Bicycle Bicycle Flat Flat Flat

        Still no petroglyphs, in spite of several miles cycling in search of them. My improvised luggage rack swings a bit side to side as I go; loaded with luggage and on gravel, this becomes dangerously unstable. Maybe tolerable, but I think the centralization of weight above the back tire is giving me more frequent flats. After my second flat in less than 5 miles, my proud driftwood luggage rack gets tossed into the woods and the luggage goes onto my back. Less comfortable but more stable and, hopefully, less flat-inducing.
        Some old French Canadian dude provides a lesson in what we should have done: decked-out mountain bike with bright light system and fancy, tow-behind, one-wheeled luggage carrier. Smoking a cigarette and flashing several gold teeth, we learn it's lasted him the over 8,000 km he's rode from Canada to here. That is how you do it.
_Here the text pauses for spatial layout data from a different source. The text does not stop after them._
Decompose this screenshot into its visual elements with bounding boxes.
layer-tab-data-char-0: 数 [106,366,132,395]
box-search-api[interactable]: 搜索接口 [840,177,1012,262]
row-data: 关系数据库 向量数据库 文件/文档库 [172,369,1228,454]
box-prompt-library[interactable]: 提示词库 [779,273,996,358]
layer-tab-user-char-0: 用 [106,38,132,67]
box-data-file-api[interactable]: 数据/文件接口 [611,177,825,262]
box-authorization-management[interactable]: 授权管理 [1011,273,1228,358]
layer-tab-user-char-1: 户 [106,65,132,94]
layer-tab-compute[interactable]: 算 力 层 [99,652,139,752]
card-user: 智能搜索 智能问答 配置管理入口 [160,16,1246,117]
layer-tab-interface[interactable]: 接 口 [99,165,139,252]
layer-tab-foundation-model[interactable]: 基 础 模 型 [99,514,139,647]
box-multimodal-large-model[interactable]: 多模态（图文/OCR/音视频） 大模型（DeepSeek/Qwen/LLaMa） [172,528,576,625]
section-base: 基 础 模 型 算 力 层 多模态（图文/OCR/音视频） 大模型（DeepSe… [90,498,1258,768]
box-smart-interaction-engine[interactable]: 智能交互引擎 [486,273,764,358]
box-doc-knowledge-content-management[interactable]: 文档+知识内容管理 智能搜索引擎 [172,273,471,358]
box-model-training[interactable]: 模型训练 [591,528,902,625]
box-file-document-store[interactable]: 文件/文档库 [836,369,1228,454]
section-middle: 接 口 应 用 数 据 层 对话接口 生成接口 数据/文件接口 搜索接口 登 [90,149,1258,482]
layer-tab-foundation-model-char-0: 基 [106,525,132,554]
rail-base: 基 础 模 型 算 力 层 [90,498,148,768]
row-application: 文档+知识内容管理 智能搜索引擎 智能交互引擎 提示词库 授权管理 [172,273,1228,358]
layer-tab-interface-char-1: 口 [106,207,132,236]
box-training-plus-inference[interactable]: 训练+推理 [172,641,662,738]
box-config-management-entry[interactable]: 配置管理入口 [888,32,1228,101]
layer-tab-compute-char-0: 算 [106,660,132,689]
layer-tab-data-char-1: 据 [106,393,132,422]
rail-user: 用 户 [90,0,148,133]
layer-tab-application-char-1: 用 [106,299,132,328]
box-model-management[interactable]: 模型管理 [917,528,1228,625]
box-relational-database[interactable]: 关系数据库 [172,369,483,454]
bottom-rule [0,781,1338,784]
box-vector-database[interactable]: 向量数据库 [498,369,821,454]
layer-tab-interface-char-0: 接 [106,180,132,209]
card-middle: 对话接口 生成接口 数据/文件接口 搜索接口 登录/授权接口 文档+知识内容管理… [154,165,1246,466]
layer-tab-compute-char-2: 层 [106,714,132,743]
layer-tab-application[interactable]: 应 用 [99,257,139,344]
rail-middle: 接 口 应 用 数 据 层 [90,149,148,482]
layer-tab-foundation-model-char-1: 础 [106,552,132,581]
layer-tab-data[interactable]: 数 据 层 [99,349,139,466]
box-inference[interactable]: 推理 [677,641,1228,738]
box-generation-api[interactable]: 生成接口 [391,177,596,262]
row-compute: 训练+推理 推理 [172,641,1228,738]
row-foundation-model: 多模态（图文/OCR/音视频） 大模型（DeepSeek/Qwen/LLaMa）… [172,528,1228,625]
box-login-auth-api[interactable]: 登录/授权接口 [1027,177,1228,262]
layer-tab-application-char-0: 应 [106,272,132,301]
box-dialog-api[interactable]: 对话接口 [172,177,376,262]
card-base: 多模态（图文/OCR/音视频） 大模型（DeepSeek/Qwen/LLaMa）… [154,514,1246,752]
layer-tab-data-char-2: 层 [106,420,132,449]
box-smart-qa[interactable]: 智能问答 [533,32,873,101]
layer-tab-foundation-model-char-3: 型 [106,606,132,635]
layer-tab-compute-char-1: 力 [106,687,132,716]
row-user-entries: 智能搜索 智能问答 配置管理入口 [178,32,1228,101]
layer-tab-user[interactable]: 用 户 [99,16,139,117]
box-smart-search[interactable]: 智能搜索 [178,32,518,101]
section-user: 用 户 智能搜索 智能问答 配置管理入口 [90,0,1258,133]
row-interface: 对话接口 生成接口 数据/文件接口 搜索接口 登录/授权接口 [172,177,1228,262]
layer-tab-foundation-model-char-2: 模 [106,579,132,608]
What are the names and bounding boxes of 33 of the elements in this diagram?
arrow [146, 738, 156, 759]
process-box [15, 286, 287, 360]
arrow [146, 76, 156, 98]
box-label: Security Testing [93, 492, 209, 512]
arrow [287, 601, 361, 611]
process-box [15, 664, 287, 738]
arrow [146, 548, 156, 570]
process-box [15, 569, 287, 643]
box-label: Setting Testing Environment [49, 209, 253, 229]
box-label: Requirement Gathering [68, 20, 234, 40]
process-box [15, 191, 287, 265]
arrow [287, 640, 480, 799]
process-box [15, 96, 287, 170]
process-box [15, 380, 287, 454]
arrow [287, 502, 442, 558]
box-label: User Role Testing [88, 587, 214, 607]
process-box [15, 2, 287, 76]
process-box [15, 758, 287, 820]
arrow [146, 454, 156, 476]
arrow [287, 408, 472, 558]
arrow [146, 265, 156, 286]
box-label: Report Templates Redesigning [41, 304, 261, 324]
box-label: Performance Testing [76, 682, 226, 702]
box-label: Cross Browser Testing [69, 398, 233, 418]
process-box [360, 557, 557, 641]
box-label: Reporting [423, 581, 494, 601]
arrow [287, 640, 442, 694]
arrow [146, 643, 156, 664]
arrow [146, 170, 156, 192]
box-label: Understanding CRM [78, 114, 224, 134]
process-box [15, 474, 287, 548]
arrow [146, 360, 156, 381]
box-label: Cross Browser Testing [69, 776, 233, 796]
        Especially the mountain bike part: I should have taken "Nicaragua has the best-maintained roads in Central America" relatively, meaning "there are roads. Although most don't have names, some are navigable without 4-wheel drive."
        The rest of the ride's sweaty, some near falls and my THIRD flat of the day. We grab much-needed hydration and sugar at a roadside house / bar with a jukebox, dozens of roaming chickens, and a monkey on a chain. He hisses when we get close and supposedly bites. The men's bathroom is a tile trough, with walls lacking a roof. At first I think they're collecting the urine for fertilizer (Mixed with 2 parts water, it's supposedly "liquid gold" for plants. See a book with the same monetary name for a permaculture-esque explanation), but then I look outside: the urine flows out through a hole attached to nothing, soaking into surrounding soil. I feel robbed of an open-air piss.
        More reminders of relative quality again with our arrival at Hotel Azteca after riding over 25 miles from San Juan del Sur to San Jorge on shit roads with road bikes plus too much luggage, missing the last boat to Isla Ometepe, and having a shitty dinner at some dockside shadiness. The pool, hailed by our Lonely Planet travel guide, is a little bigger than but otherwise indistinguishable from typical U.S. suburban fare. And the food, supposedly even worth checking out if not staying here, is the exact same menu as the dinner place. Same owner or, more likely, smart English menu salesman.
        Asleep early with weirdly-dubbed Los Simpson and our first air conditioning since Managua. Doing without helps you realize how much is unnecessary. Of course, I'm referring to the A.C. and not The Simpsons.